El orden liberal asociado a la globalización ha sido un orden “americano”. Principalmente a través del GATT, aunque no de manera exclusiva mediante el mismo, EEUU logró orientar a otros Estados hacia conductas cooperativas, dando lugar a un bien público. EEUU fue el protagonista central de todos estos movimientos durante la década del 90 y hasta mitad de los 2000 (Zelicovich, 2018)
La arquitectura institucional de posguerra consolidó un orden internacional asimétrico, en el que los países centrales de Occidente asumieron roles protagónicos en la economía, el desarrollo tecnológico y la toma de decisiones, impulsando una creciente subordinación de las regiones periféricas. Sin embargo, en las últimas dos décadas, estas dinámicas han comenzado a transformarse con el resurgimiento de potencias como China, Rusia e India, que desafían la hegemonía de Estados Unidos. Un hito clave en este proceso fue el ingreso de China a la OMC en 2001, que redefinió su papel en el comercio global y la posicionó como un actor con un modelo híbrido de "capitalismo estatal". Este ascenso, en contraste con el sistema liderado por Occidente, ha intensificado las tensiones geopolíticas actuales, situando a China en un lugar central dentro del escenario internacional (Tussie, 1993). El ascenso de China como potencia económica, estableció relaciones comerciales estratégicas con América del Sur, tensionando la dinámica histórica de poder y comercio con los Estados Unidos.

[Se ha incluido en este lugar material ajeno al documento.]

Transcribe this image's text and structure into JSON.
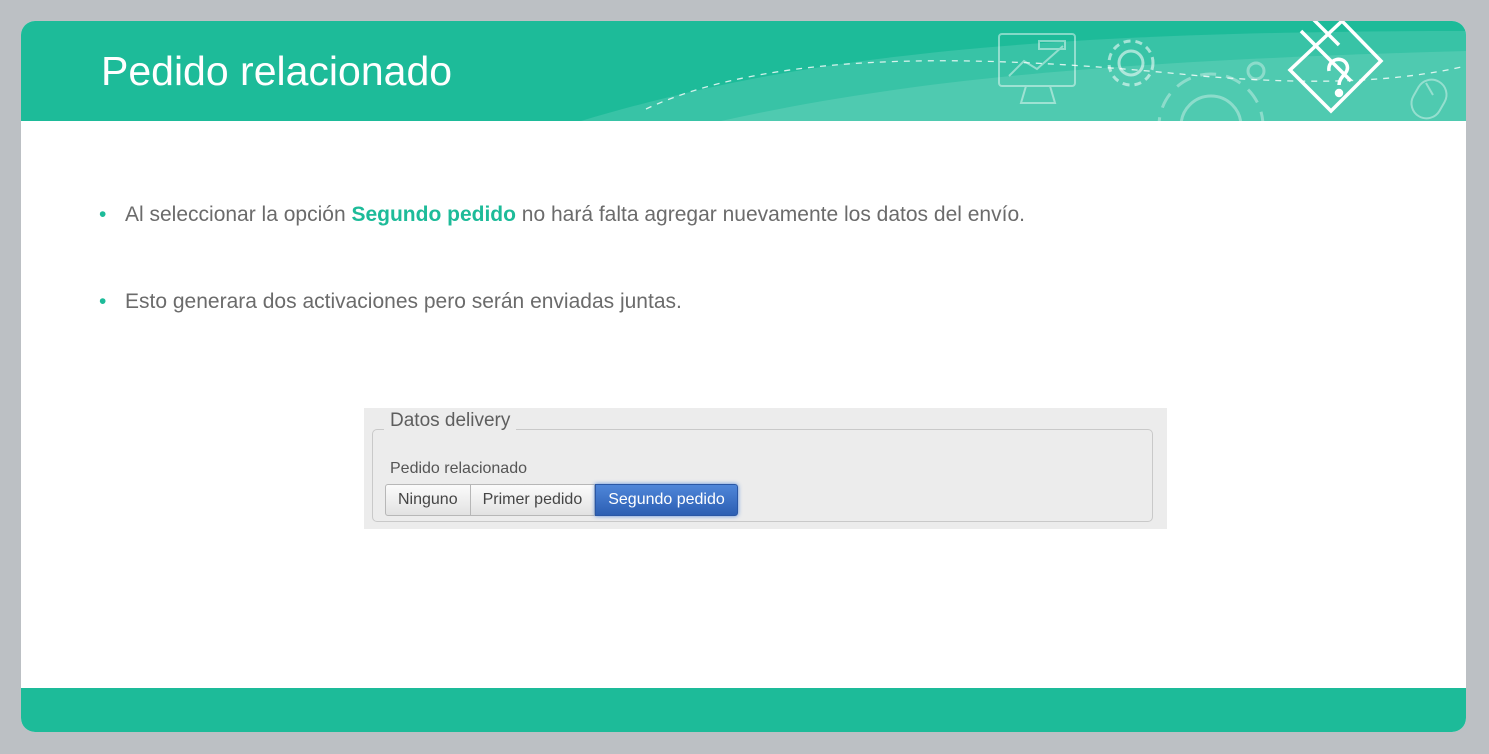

La red de TLCs de EE.UU. en la región refleja la tendencia hacia una integración fragmentada y desigual, donde cada país suele negociar por separado en lugar de fortalecer bloques regionales. Si bien, Estados Unidos no ha formalizado TLCs con Brasil, Argentina, Paraguay, Ecuador, Uruguay, sí utiliza mecanismos como consejos de comercio, tratados de inversión bilaterales, tratados de preferencia comercial. Como lo es el caso del Acuerdo Marco de Comercio e Inversión (TIFA) entre Estados Unidos y Argentina, el Acuerdo de Cooperación Económica y Comercial entre Estados Unidos y Brasil o el Acuerdo entre Estados Unidos y la República del Ecuador relativo al Consejo de Comercio e Inversiones entre dichos países.
Más allá de los instrumentos señalados, la creciente influencia de China ha reconfigurado el mapa internacional, transformando las relaciones comerciales en América del Sur, donde su demanda de materias primas redefinió los flujos del comercio regional. Durante la primera década del siglo XXI, el auge de los commodities —impulsado por las compras chinas de soja, mineral de hierro y cobre— permitió a gobiernos progresistas financiar políticas redistributivas, pero no pudo romper la dinámica de primarización de las economías al tiempo que debilitó la integración del MERCOSUR (Bertoni y Pra, 2022). Según datos de la CEPAL (2017), las exportaciones latinoamericanas a China muestran una extrema concentración en productos primarios: los 10 principales rubros (soja, mineral de hierro, cobre y derivados) explican casi el 90% del total enviado a ese destino.
China desafía la hegemonía estadounidense en el ámbito comercial, el protagonismo en la cadena de suministros global, el desarrollo tecnológico-militar y la diplomacia occidental. Este fenómeno ha desplazado a EE.UU. como principal socio comercial de Brasil, la mayor economía sudamericana. Lo que refleja un cambio estructural en la región (Gebremariam, 2017), donde China se consolida como socio económico clave —especialmente en exportaciones de materias primas y productos agrícolas—, relegando a Estados Unidos a un rol secundario, aunque aún relevante. Tal dinámica ha reconfigurado las alianzas geopolíticas regionales, situándolas en el centro de la pugna entre potencias. Para EE.UU., China ya no es solo un socio económico en la región, sino un competidor estratégico e incluso una potencial amenaza para la seguridad (Roberts et al., 2021).
Chile, Perú, Costa Rica, Australia, Corea del Sur, Singapur y Japón forman parte del grupo de 7 países del mundo que tienen TLC tanto con China como con los Estados Unidos, lo que genera una relación compleja por la disputa comercial y tecnológica entre estos dos países (Durán Lima, 2022). Por su parte, la inserción comercial de China en México y Brasil se ha dado sin TLC.
El multilateralismo, entendido como la coordinación entre tres o más Estados para abordar problemáticas comunes, enfrenta en el siglo XXI una erosión que se puede ver en: i) la rivalidad EE.UU.-China; ii) la proliferación de mega-acuerdos como el CPTPP/RCEP que desplazan a la OMC como foro central de negociación; iii) la multiplicación de acuerdos regionales y acuerdos comerciales preferenciales; iv) el alejamiento de la cláusula de nación más favorecida, v) el incremento de las medidas de restricción al comercio y vi) el uso creciente de subsidios.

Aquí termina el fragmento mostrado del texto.